Illinois State Police also said that a 6-year-old girl was critically injured in the shooting and taken to a hospital. State officials identified the suspect as Rick Smith, 43, who had a criminal history including for reckless homicide.
State police did not discuss any motive but told a news conference that the victims were related and included an infant boy, another male child, two women and a man. Officials did not expect to release names until Thursday.
State Police Lieutenant Colonel Todd Kilby told a news conference broadcast on CLTV that Smith forced his way into the home through a back door, and used a shotgun "fired at close range" to commit the killings. He took the 6-year-old injured victim out of the home and handed her to a neighbor before fleeing by car, police said.
Two bodies were found in one bedroom, two in a second bedroom, and the man in the hallway, police said.
At about 7:13 a.m., the car was spotted and chased by state and local police who exchanged gunfire with Smith, state police said. He was arrested and later pronounced dead at a hospital.

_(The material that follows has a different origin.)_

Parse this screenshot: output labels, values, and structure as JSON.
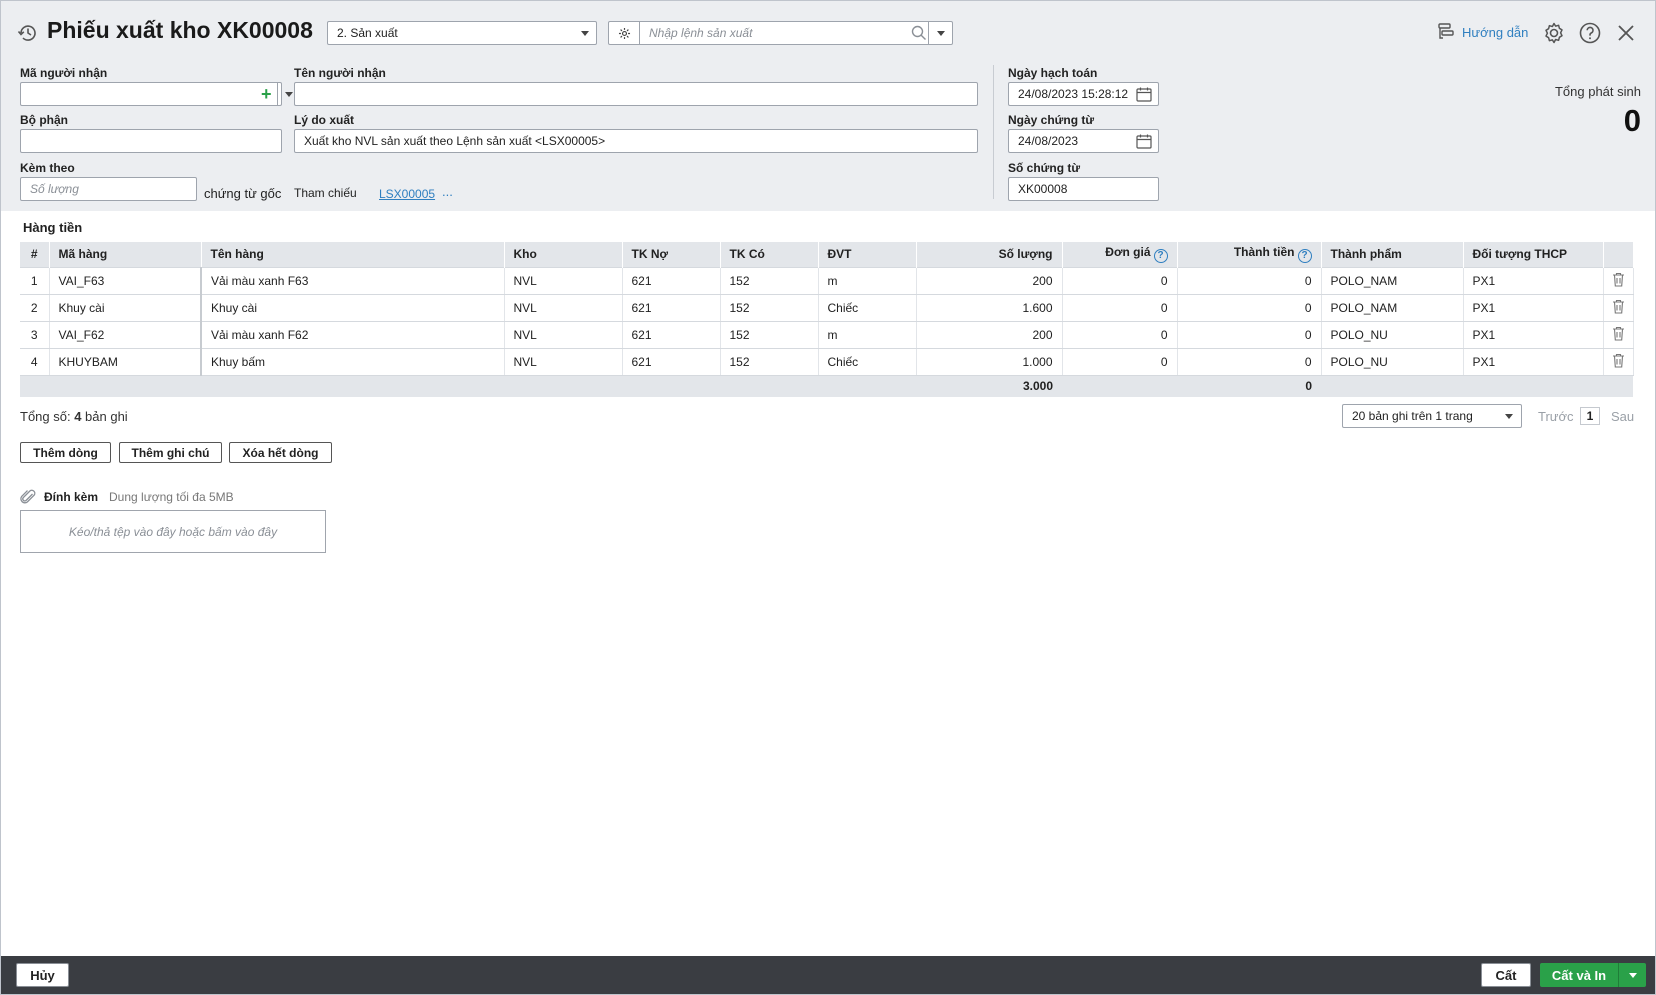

Kilby said Smith was acquainted with the victims, and the exact relationship was being investigated. Police said there was no reason to believe that the 300 or so residents of Manchester were in danger.
"It's been a very tragic scene," said Larry Balthis, pastor of the Manchester Baptist Church. Balthis said he had recently seen the injured girl and the older boy at an Easter Egg hunt at his church, where they won prizes. A neighbor of the family had brought them to the church.
"They're cute little kids," said Balthis. "It's really sad."
Scott County State's Attorney Michael Hill said Smith had been convicted of reckless homicide, believed to be related to driving under the influence. He also had "sundry criminal arrests for drugs, bad checks, things of that nature," Hill said.